# trading in my glock



## nick487 (Mar 30, 2012)

Hey there fellas i need some advice. Tomorrow im going to cabelas in attempt to trade in my glock 17 & S&W bodyguard 380. Cabelas has an hk usp 9mm for $599 that i am intersted in trading my two guns for. My friend works there and said they would be willing to the drop the price down to $550. What can i expect to get out of my 2 trade ins? I dont wanna get screwed over. Cash is tight right now so thats why i am doing the trade ins. Any advice would be appreciated. Thanks guys!


----------



## pistolpositive (Mar 7, 2012)

Don't know about your specific models, but I have yet to see a trade be anywhere near what I was expecting.


----------



## MikeyMike (Mar 25, 2012)

Sadly, you can realistically expect a trade of 275 to 200 on that Glock IF it's 95% or better NRA in THEIR eyes, and MAYBE $200-225 on that S&W ... I hope I'm wrong, but I think I'm pretty close... good luck.

**** meant 275 to 300 ...


----------



## nick487 (Mar 30, 2012)

alright thanks fellas. dont get me wrong i love glock, but i want to get the hk while its so cheap because i usually only see them for about 800 or 900 bucks.


----------



## HK Dan (Dec 22, 2010)

They typically do 60% of wholesale pricing on a trade.
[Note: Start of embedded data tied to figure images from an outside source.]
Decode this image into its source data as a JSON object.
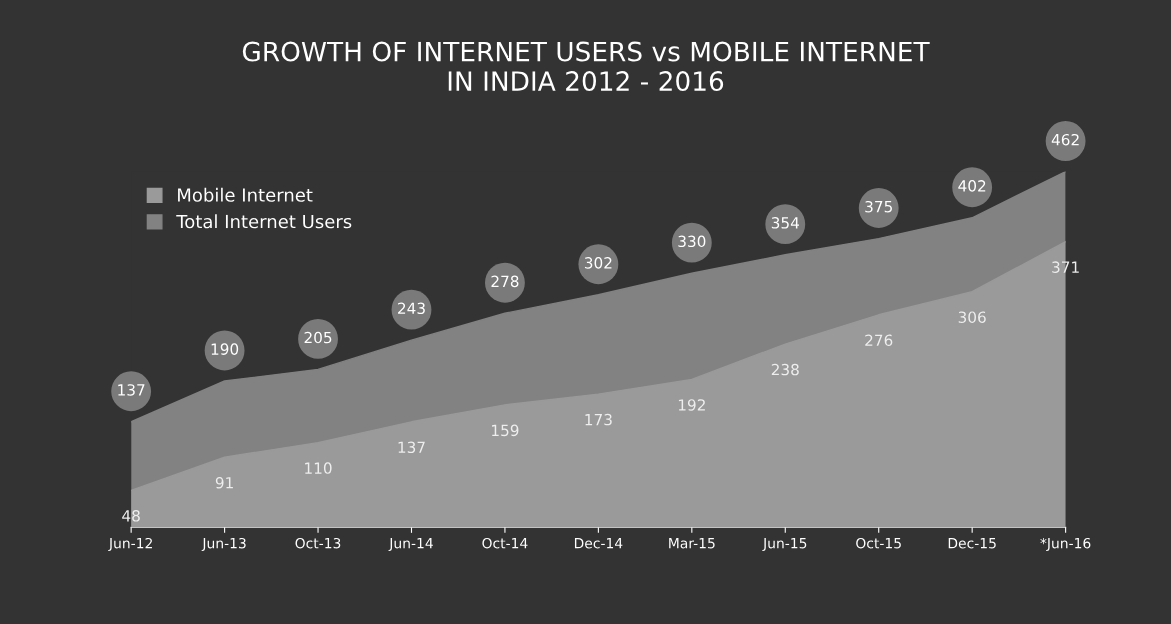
{
  "chart_data": {
    "type": "area",
    "title": "GROWTH OF INTERNET USERS vs MOBILE INTERNET\nIN INDIA 2012 - 2016",
    "categories": [
      "Jun-12",
      "Jun-13",
      "Oct-13",
      "Jun-14",
      "Oct-14",
      "Dec-14",
      "Mar-15",
      "Jun-15",
      "Oct-15",
      "Dec-15",
      "*Jun-16"
    ],
    "series": [
      {
        "name": "Mobile Internet",
        "color": "#9a9a9a",
        "values": [
          48,
          91,
          110,
          137,
          159,
          173,
          192,
          238,
          276,
          306,
          371
        ]
      },
      {
        "name": "Total Internet Users",
        "color": "#828282",
        "values": [
          137,
          190,
          205,
          243,
          278,
          302,
          330,
          354,
          375,
          402,
          462
        ]
      }
    ],
    "tick_labels": "x",
    "legend": "top left",
    "data_labels": true
  }
}
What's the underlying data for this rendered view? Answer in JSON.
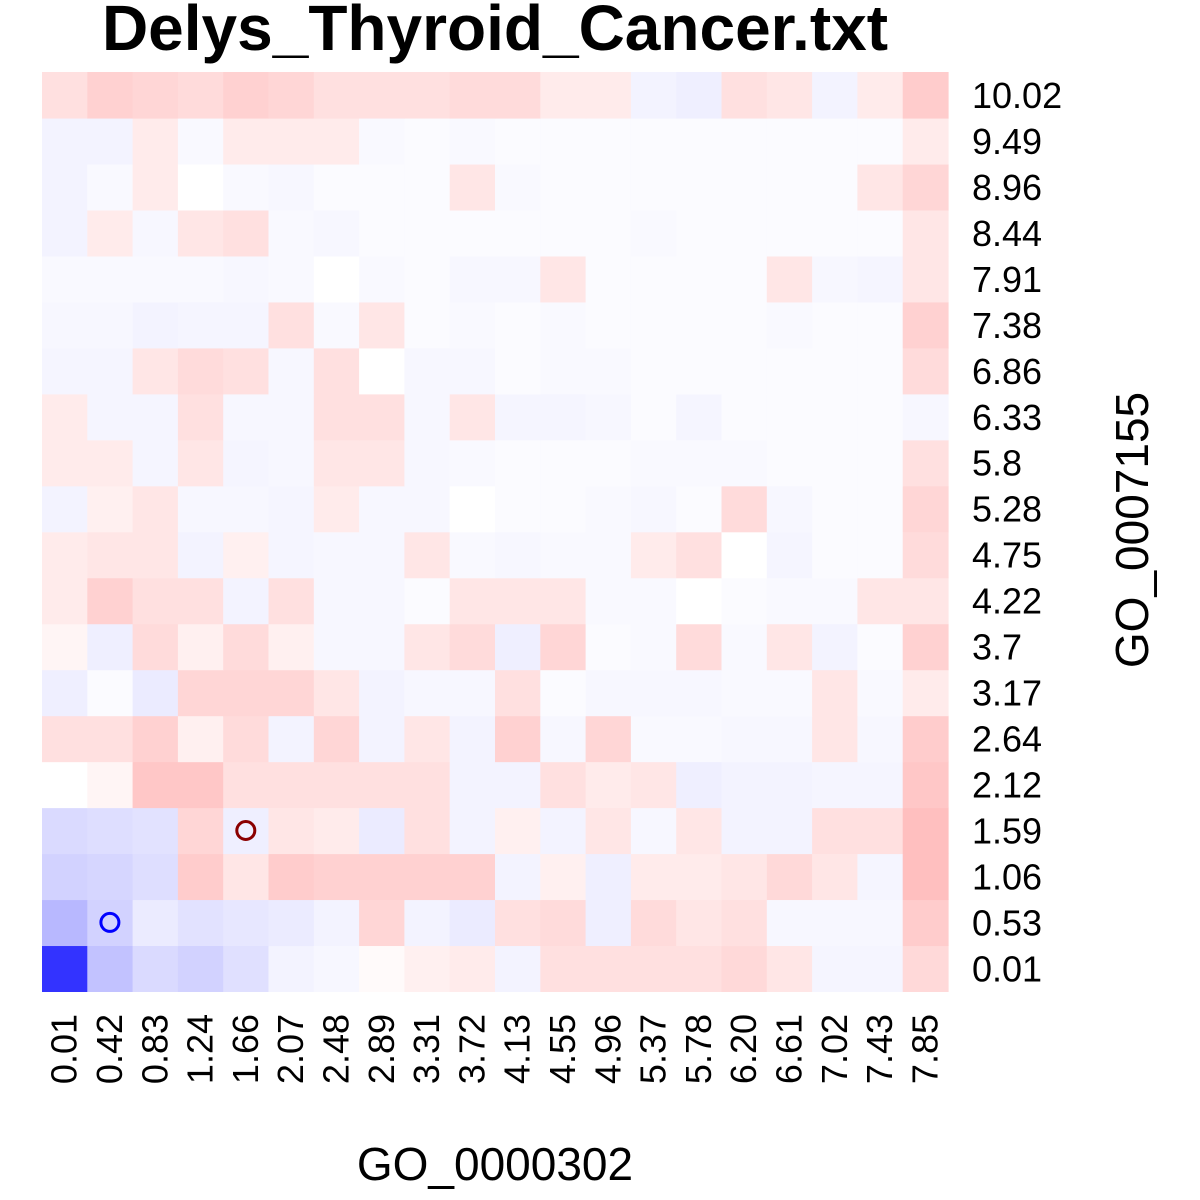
{
  "chart_data": {
    "type": "heatmap",
    "title": "Delys_Thyroid_Cancer.txt",
    "xlabel": "GO_0000302",
    "ylabel": "GO_0007155",
    "x_ticks": [
      "0.01",
      "0.42",
      "0.83",
      "1.24",
      "1.66",
      "2.07",
      "2.48",
      "2.89",
      "3.31",
      "3.72",
      "4.13",
      "4.55",
      "4.96",
      "5.37",
      "5.78",
      "6.20",
      "6.61",
      "7.02",
      "7.43",
      "7.85"
    ],
    "y_ticks": [
      "0.01",
      "0.53",
      "1.06",
      "1.59",
      "2.12",
      "2.64",
      "3.17",
      "3.7",
      "4.22",
      "4.75",
      "5.28",
      "5.8",
      "6.33",
      "6.86",
      "7.38",
      "7.91",
      "8.44",
      "8.96",
      "9.49",
      "10.02"
    ],
    "color_scale": {
      "negative": "#3333ff",
      "neutral": "#ffffff",
      "positive": "#ff0000",
      "range": [
        -1,
        1
      ]
    },
    "values": [
      [
        -1.0,
        -0.3,
        -0.18,
        -0.22,
        -0.15,
        -0.06,
        -0.04,
        0.02,
        0.06,
        0.08,
        -0.06,
        0.12,
        0.12,
        0.12,
        0.12,
        0.15,
        0.1,
        -0.05,
        -0.05,
        0.15
      ],
      [
        -0.35,
        -0.22,
        -0.1,
        -0.14,
        -0.12,
        -0.1,
        -0.06,
        0.16,
        -0.06,
        -0.1,
        0.12,
        0.14,
        -0.08,
        0.14,
        0.1,
        0.12,
        -0.04,
        -0.04,
        -0.04,
        0.2
      ],
      [
        -0.22,
        -0.2,
        -0.16,
        0.2,
        0.1,
        0.2,
        0.18,
        0.18,
        0.18,
        0.18,
        -0.06,
        0.06,
        -0.08,
        0.08,
        0.08,
        0.1,
        0.15,
        0.1,
        -0.05,
        0.25
      ],
      [
        -0.18,
        -0.16,
        -0.14,
        0.16,
        -0.08,
        0.1,
        0.08,
        -0.1,
        0.12,
        -0.06,
        0.06,
        -0.06,
        0.1,
        -0.04,
        0.1,
        -0.06,
        -0.06,
        0.12,
        0.12,
        0.25
      ],
      [
        0.0,
        0.04,
        0.22,
        0.22,
        0.12,
        0.12,
        0.12,
        0.12,
        0.12,
        -0.06,
        -0.06,
        0.12,
        0.08,
        0.1,
        -0.08,
        -0.06,
        -0.06,
        -0.05,
        -0.05,
        0.22
      ],
      [
        0.12,
        0.12,
        0.18,
        0.06,
        0.14,
        -0.06,
        0.16,
        -0.06,
        0.1,
        -0.06,
        0.18,
        -0.04,
        0.16,
        -0.03,
        -0.03,
        -0.04,
        -0.04,
        0.1,
        -0.04,
        0.2
      ],
      [
        -0.08,
        -0.02,
        -0.1,
        0.16,
        0.16,
        0.16,
        0.1,
        -0.06,
        -0.04,
        -0.04,
        0.12,
        -0.02,
        -0.04,
        -0.04,
        -0.04,
        -0.03,
        -0.03,
        0.1,
        -0.03,
        0.08
      ],
      [
        0.04,
        -0.08,
        0.14,
        0.06,
        0.14,
        0.06,
        -0.04,
        -0.04,
        0.1,
        0.14,
        -0.08,
        0.16,
        -0.02,
        -0.03,
        0.14,
        -0.03,
        0.1,
        -0.06,
        -0.02,
        0.18
      ],
      [
        0.08,
        0.18,
        0.12,
        0.12,
        -0.06,
        0.12,
        -0.04,
        -0.04,
        -0.02,
        0.1,
        0.1,
        0.1,
        -0.03,
        -0.03,
        0.0,
        -0.02,
        -0.03,
        -0.03,
        0.1,
        0.1
      ],
      [
        0.08,
        0.1,
        0.1,
        -0.06,
        0.06,
        -0.05,
        -0.04,
        -0.04,
        0.1,
        -0.03,
        -0.04,
        -0.03,
        -0.03,
        0.08,
        0.12,
        0.0,
        -0.05,
        -0.02,
        -0.02,
        0.14
      ],
      [
        -0.06,
        0.06,
        0.1,
        -0.04,
        -0.04,
        -0.05,
        0.08,
        -0.04,
        -0.04,
        0.0,
        -0.02,
        -0.02,
        -0.03,
        -0.04,
        -0.02,
        0.14,
        -0.04,
        -0.02,
        -0.02,
        0.16
      ],
      [
        0.08,
        0.08,
        -0.05,
        0.1,
        -0.05,
        -0.04,
        0.1,
        0.1,
        -0.04,
        -0.03,
        -0.02,
        -0.02,
        -0.02,
        -0.03,
        -0.03,
        -0.03,
        -0.02,
        -0.02,
        -0.02,
        0.12
      ],
      [
        0.08,
        -0.05,
        -0.05,
        0.12,
        -0.04,
        -0.04,
        0.12,
        0.12,
        -0.04,
        0.1,
        -0.05,
        -0.05,
        -0.04,
        -0.02,
        -0.05,
        -0.02,
        -0.02,
        -0.02,
        -0.02,
        -0.04
      ],
      [
        -0.05,
        -0.05,
        0.1,
        0.14,
        0.12,
        -0.04,
        0.12,
        0.0,
        -0.04,
        -0.04,
        -0.02,
        -0.03,
        -0.03,
        -0.02,
        -0.02,
        -0.02,
        -0.02,
        -0.02,
        -0.02,
        0.14
      ],
      [
        -0.04,
        -0.04,
        -0.06,
        -0.05,
        -0.05,
        0.12,
        -0.03,
        0.1,
        -0.02,
        -0.03,
        -0.02,
        -0.03,
        -0.02,
        -0.02,
        -0.02,
        -0.02,
        -0.03,
        -0.02,
        -0.02,
        0.18
      ],
      [
        -0.03,
        -0.03,
        -0.03,
        -0.03,
        -0.04,
        -0.03,
        0.0,
        -0.03,
        -0.02,
        -0.04,
        -0.04,
        0.1,
        -0.02,
        -0.02,
        -0.02,
        -0.02,
        0.1,
        -0.04,
        -0.05,
        0.1
      ],
      [
        -0.06,
        0.08,
        -0.04,
        0.1,
        0.12,
        -0.03,
        -0.04,
        -0.02,
        -0.02,
        -0.02,
        -0.02,
        -0.02,
        -0.02,
        -0.03,
        -0.02,
        -0.02,
        -0.02,
        -0.02,
        -0.02,
        0.1
      ],
      [
        -0.06,
        -0.03,
        0.08,
        0.0,
        -0.03,
        -0.04,
        -0.02,
        -0.02,
        -0.02,
        0.1,
        -0.03,
        -0.02,
        -0.02,
        -0.02,
        -0.02,
        -0.02,
        -0.02,
        -0.02,
        0.1,
        0.16
      ],
      [
        -0.06,
        -0.06,
        0.08,
        -0.03,
        0.08,
        0.08,
        0.08,
        -0.03,
        -0.02,
        -0.03,
        -0.02,
        -0.02,
        -0.02,
        -0.02,
        -0.02,
        -0.02,
        -0.02,
        -0.02,
        -0.02,
        0.08
      ],
      [
        0.12,
        0.18,
        0.16,
        0.14,
        0.18,
        0.16,
        0.12,
        0.12,
        0.12,
        0.14,
        0.14,
        0.08,
        0.08,
        -0.06,
        -0.08,
        0.12,
        0.1,
        -0.06,
        0.08,
        0.2
      ]
    ],
    "markers": [
      {
        "x": "0.42",
        "y": "0.53",
        "color": "#0000ff"
      },
      {
        "x": "1.66",
        "y": "1.59",
        "color": "#8b0000"
      }
    ]
  }
}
I don't know what wholesale is on those two guns, but it should be out there somewhere.


----------



## barstoolguru (Mar 3, 2012)

keep what you have, you are going to take a beating on the trade in values. they are there to make money and for that to happen they need you to lose it


----------



## hud35500 (May 8, 2010)

Try posting them on Gunbroker or a similar gun site.


----------



## pistolpositive (Mar 7, 2012)

OP sounds like he has the bug to get that gun. I have been there and have taken the beating a couple of times. I am sure a few of you have trades you wished you had never made. I traded a CZ Rami (2075) with a $150 for a Beretta 82FS. Terrible trade in my books. Seemed good at the time. Miss that cz. Traded a Taurus 9mm 1911 for a CZ75B not too long ago and have never looked back.


----------